Qu’est-ce qu’un écosystème lacustre ?
Article tiré de « Lacs alpins naturels en 80 questions »
Stéphan Jacquet, Isabelle Domaizon, Marie-Elodie Perga, Rémy Tadonléké, INRA CARRTEL
Un écosystème lacustre est constitué par les organismes vivant dans le lac et leur environnement physico-chimique. L’écosystème représente donc un ensemble d’interactions existant entre les espèces vivantes ainsi qu’entre ces espèces et les facteurs environnementaux. La diversité et les rôles fonctionnels des espèces sont des éléments importants à prendre en considération pour comprendre l’état et le fonctionnement d’un écosystème lacustre.
De nombreuses interactions entre organismes régissent le fonctionnement des écosystèmes
Les principaux rôles fonctionnels classiquement exercés par les espèces au sein des écosystèmes sont des rôles de producteurs, de consommateurs et de recycleurs des matières organiques et minérales. Ces fonctions orchestrent la production biologique dans l’écosystème, notamment pour produire le stock piscicole. Le bon équilibre entre ces différentes fonctions est un facteur clé dans l’état de qualité des lacs.

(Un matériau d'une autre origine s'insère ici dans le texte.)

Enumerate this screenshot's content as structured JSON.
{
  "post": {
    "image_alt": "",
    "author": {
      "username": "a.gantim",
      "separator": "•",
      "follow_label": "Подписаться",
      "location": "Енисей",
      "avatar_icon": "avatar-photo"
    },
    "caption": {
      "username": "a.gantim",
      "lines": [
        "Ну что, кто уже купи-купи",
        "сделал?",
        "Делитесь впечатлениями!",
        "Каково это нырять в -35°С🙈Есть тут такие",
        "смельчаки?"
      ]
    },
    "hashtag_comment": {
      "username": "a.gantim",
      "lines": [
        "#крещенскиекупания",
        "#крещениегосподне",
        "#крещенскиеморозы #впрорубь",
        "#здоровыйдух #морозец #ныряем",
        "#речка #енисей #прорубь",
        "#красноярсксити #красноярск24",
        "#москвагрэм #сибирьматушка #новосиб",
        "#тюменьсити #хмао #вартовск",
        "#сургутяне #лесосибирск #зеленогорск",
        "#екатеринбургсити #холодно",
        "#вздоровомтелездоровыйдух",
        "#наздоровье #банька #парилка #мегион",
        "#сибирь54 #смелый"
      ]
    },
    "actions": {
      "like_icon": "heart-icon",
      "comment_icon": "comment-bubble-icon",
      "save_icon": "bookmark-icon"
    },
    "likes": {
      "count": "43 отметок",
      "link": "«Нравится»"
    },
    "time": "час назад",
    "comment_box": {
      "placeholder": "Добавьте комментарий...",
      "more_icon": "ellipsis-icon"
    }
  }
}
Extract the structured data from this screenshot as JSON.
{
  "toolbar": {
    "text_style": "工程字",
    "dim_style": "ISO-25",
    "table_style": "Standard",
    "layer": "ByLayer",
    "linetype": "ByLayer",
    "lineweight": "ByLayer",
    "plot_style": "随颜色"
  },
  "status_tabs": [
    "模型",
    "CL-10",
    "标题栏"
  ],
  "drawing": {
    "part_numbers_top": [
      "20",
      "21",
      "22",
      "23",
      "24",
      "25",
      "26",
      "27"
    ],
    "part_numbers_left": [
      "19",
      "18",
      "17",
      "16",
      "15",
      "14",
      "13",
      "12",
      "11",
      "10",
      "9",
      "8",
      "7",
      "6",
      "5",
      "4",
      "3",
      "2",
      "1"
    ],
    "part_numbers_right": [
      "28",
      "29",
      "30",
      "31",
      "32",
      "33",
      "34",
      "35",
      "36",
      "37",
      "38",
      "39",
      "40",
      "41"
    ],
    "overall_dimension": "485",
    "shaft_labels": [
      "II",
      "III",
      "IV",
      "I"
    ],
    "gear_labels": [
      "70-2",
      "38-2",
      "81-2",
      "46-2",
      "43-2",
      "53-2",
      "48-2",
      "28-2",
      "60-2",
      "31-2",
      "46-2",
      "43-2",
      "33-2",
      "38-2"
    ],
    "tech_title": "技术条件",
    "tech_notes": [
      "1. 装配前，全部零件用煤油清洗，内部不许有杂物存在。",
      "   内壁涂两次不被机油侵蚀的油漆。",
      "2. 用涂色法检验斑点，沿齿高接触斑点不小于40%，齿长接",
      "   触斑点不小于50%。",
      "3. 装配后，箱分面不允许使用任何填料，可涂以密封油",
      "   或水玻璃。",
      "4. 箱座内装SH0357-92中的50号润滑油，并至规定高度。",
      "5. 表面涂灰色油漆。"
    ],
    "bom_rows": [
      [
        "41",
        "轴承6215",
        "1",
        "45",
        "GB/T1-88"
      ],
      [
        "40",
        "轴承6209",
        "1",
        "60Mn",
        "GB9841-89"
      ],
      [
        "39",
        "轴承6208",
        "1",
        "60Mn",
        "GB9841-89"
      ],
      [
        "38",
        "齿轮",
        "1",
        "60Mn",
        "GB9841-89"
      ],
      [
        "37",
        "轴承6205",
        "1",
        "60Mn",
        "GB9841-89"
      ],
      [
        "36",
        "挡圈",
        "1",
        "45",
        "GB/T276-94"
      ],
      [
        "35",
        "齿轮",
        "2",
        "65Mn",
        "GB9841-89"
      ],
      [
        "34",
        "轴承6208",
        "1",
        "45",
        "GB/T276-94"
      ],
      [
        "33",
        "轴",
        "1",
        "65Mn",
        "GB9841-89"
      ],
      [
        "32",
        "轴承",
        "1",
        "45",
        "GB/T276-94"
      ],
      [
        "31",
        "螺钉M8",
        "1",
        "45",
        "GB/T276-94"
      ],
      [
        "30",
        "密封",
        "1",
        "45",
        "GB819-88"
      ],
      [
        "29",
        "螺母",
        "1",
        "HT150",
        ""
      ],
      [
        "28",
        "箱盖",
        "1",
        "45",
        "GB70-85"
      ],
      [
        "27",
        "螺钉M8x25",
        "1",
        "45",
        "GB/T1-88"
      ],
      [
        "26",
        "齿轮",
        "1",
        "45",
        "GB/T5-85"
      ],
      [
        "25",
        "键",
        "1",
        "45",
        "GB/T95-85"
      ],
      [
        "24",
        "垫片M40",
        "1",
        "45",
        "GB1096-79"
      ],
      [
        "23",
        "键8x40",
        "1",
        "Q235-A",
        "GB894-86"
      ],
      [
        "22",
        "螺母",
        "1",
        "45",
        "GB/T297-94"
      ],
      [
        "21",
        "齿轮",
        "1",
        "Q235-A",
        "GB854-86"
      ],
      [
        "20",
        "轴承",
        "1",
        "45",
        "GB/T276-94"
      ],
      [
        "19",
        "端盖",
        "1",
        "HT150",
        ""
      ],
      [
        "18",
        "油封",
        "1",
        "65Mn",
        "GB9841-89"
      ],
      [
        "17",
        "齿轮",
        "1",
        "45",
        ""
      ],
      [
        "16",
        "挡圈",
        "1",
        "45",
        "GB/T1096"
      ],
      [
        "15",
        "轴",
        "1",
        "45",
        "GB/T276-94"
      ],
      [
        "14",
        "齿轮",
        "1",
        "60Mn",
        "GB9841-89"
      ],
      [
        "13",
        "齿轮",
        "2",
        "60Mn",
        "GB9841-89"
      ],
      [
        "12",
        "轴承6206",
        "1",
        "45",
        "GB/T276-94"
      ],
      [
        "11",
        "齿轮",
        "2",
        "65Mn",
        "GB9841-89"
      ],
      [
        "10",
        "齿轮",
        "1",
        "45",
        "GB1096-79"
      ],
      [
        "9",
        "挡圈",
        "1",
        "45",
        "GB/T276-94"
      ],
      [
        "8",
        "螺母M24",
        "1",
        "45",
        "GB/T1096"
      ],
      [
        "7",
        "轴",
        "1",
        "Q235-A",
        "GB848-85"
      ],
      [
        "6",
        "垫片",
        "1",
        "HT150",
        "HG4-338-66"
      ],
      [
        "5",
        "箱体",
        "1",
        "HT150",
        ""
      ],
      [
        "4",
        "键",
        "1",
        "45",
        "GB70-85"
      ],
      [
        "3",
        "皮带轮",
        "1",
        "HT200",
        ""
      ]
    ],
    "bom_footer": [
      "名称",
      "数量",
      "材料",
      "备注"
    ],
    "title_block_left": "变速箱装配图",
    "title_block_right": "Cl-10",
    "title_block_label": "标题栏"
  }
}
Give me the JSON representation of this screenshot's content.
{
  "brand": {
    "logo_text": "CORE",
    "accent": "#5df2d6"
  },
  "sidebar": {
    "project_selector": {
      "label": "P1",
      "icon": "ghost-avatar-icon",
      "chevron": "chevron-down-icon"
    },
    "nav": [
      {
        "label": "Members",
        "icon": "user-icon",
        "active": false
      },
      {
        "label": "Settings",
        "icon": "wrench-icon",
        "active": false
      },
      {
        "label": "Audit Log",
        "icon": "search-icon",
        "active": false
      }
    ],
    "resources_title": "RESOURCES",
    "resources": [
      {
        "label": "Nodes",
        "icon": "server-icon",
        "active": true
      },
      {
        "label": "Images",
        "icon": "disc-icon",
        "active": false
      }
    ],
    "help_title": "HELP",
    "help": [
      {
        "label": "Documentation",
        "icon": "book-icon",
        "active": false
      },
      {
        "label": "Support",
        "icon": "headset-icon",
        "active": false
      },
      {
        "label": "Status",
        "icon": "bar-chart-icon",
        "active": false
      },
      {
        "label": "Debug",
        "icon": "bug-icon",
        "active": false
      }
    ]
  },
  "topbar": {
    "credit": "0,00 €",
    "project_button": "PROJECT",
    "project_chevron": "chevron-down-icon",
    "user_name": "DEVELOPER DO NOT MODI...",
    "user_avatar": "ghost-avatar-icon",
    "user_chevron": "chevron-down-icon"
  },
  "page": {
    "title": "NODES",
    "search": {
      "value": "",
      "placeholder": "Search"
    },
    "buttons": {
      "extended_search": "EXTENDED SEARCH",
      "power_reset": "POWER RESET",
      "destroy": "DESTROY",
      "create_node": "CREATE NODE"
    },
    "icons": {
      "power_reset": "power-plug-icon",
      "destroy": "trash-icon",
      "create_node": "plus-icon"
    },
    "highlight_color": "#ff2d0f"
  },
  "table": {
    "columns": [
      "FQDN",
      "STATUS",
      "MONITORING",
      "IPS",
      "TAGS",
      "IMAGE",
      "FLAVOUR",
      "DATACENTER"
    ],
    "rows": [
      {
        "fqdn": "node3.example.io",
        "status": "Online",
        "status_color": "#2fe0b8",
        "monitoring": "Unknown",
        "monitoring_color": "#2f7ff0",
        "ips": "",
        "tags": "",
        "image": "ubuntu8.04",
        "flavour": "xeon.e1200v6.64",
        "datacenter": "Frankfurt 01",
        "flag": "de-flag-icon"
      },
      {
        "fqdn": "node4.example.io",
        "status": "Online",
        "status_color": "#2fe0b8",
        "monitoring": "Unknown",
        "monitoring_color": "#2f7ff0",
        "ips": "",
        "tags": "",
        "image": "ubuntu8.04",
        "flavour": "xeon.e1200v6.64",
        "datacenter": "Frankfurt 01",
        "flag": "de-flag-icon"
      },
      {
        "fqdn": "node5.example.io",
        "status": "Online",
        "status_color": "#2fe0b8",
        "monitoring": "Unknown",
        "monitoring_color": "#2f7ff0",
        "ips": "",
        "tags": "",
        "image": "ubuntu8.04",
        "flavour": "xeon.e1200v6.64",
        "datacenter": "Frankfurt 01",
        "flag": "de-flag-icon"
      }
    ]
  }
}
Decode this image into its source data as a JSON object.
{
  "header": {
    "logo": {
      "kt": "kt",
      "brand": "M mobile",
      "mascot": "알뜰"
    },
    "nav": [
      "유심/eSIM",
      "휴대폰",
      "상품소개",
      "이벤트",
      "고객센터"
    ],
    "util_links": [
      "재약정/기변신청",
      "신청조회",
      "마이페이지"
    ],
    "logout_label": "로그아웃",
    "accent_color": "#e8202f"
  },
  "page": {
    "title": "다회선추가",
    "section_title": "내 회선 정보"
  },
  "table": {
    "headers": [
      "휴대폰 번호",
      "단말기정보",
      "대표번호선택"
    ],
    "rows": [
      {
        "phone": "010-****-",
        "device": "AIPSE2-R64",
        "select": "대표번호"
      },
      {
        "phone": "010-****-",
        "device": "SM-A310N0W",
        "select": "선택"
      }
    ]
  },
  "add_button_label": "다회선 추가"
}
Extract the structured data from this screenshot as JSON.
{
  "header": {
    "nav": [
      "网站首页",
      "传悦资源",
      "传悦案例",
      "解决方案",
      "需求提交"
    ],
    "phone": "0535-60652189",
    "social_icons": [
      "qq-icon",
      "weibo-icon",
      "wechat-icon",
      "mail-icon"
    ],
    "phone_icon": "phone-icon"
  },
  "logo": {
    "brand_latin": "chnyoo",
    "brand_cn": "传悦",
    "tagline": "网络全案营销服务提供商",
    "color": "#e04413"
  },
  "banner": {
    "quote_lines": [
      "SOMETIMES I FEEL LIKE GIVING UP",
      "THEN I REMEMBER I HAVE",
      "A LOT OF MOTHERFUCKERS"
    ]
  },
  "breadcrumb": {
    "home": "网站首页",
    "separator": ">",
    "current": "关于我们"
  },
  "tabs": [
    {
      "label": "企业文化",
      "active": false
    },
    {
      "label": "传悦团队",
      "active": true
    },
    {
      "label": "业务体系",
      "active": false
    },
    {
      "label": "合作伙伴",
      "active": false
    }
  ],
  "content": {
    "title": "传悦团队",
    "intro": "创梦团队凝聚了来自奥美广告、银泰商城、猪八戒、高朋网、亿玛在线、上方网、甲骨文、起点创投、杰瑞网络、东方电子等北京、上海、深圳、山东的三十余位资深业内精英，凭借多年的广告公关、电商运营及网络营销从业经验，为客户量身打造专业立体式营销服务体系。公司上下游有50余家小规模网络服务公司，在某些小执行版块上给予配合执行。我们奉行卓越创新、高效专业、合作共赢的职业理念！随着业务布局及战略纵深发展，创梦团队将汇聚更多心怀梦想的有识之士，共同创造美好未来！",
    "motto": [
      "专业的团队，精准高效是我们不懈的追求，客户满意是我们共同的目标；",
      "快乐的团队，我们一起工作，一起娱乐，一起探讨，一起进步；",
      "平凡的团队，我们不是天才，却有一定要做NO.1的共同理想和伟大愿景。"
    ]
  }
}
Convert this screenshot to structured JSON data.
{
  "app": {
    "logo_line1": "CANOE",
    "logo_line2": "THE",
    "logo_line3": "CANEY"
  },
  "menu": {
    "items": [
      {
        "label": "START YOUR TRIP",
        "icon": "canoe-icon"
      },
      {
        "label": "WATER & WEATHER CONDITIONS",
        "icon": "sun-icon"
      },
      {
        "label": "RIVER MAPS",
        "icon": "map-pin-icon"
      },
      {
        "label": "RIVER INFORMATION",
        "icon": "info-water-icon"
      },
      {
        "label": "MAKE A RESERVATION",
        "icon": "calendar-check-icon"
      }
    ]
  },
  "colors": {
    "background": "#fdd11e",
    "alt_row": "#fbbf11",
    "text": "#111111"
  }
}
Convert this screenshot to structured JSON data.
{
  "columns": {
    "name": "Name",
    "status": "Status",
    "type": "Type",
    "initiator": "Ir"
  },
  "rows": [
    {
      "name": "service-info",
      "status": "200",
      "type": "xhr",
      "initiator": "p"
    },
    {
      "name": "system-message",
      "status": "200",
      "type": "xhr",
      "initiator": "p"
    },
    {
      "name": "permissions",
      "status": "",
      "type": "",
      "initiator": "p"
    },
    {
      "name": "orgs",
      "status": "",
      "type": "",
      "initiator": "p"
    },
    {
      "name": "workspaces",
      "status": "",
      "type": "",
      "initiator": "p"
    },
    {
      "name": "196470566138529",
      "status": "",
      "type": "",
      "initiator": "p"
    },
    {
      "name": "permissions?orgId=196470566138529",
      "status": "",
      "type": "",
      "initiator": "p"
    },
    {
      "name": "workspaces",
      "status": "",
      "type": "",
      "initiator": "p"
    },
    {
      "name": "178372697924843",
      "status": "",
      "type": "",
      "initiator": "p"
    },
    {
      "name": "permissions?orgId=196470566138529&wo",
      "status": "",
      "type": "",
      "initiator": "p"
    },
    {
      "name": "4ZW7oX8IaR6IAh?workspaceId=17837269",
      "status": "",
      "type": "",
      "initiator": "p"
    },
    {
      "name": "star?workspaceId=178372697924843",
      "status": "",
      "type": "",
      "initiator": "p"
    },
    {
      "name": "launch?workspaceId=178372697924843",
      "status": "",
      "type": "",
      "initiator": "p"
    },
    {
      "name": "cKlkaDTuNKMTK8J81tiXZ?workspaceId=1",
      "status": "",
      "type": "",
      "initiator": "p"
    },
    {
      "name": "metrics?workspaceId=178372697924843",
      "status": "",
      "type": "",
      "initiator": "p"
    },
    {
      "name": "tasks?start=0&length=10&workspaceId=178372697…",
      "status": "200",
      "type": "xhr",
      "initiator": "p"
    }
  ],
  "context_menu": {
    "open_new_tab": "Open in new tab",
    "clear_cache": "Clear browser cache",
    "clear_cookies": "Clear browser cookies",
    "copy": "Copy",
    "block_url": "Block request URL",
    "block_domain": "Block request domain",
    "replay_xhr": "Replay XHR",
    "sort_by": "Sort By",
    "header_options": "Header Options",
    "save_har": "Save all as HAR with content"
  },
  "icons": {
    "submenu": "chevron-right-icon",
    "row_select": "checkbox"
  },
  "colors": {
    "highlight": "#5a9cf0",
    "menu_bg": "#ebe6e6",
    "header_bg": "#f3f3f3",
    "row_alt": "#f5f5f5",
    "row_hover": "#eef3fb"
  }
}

Le schéma ci-contre (fig.1) permet de résumer les principales interactions qui existent en pleine eau (zone pélagique). Il montre l’ensemble des chaînes alimentaires typiques (qui forment un réseau alimentaire) par lesquelles l’énergie et la matière biologique circulent au sein du lac. On pourrait également adapter ce genre de schéma au cas des berges avec les macrophytes (zones littorales) ou au cas des zones benthiques (fond du lac).
Les transferts et le recyclage d’énergie et de matière
Les transferts d’énergie et de matière entre les différents compartiments biologiques ne sont généralement pas optimums et une grande partie est perdue sous forme d’excrétion et de restes des organismes dans le milieu environnant. Une des conséquences liée à ces pertes est que plus on s’élève dans le réseau (on parle alors de niveaux trophiques), moins les individus sont nombreux et moins la biomasse [1] est importante.
Ces restes organiques ne sont pas perdus pour autant : ils sont utilisés par les décomposeurs (bactéries, champignons) qui vont les recycler pour fournir à nouveau des éléments minéraux utilisables par les producteurs, le phytoplancton en particulier. Ce recyclage s’opère dans la masse d’eau ou sur le fond du lac, où s’accumulent les restes organiques par sédimentation.
Cette capacité de recyclage naturel a ses limites. En effet, dans les situations où la production algale (dite production primaire) est très forte (sous l’effet d’apports excessifs en éléments nutritifs, phosphore notamment, dus à l’activité humaine), ni le transfert vers les maillons supérieurs de la chaine alimentaire ni le recyclage effectué par les décomposeurs ne permettent de maintenir un flux de matière et d’énergie en équilibre : c’est ce qui se passe lors des phénomènes d’eutrophisation par exemple.
Un exemple concret
Le schéma ci-contre (fig. 2) illustre deux cas qui se sont présentés dans les grands lacs alpins. Il y a le cas d’un lac pauvre en éléments nutritifs (dit oligotrophe) et celui d’un lac dit mésotrophe ayant des apports plus élevés en éléments nutritifs minéraux (phosphore en particulier). Si le lac le plus riche en éléments nutritifs permet de produire une quantité plus grande de phytoplancton à la base de la chaine alimentaire, cette ressource n’est pas forcément bien transférée aux maillons supérieurs, du fait de la présence d’espèces peu ou pas consommables, notamment de grande taille. Par conséquent, le bénéfice en terme de production piscicole pour ce lac n’est pas très bon, et le transfert peu efficace donne lieu à de nombreux restes dans le milieu (associés à des eaux de qualité médiocre à mauvaise).
À l’inverse, un lac ayant une production phytoplanctonique moindre (car avec moins de ressources en éléments nutritifs au départ dans le lac et caractérisé par un cortège d’espèces de bonne qualité nutritive et/ou plus petites) peut avoir un bon rendement en termes de transferts et de production. Dans ce cas-là, même si la production piscicole totale reste modérée, l’état de l’écosystème est très satisfaisant (transparence de l’eau, etc.).
Ce qu’il faut retenir
De la configuration du réseau trophique (la composition et la structure en taille des communautés vivantes) dépend l’efficacité du transfert d’énergie de la base (phytoplancton, micro-organismes) vers les consommateurs supérieurs (zooplancton, poisson) et au final de la qualité et du fonctionnement de l’écosystème lacustre dans son entier.
[1] Biomasse : Masse totale des organismes végétaux et/ou animaux contenus dans un milieu à un instant donné.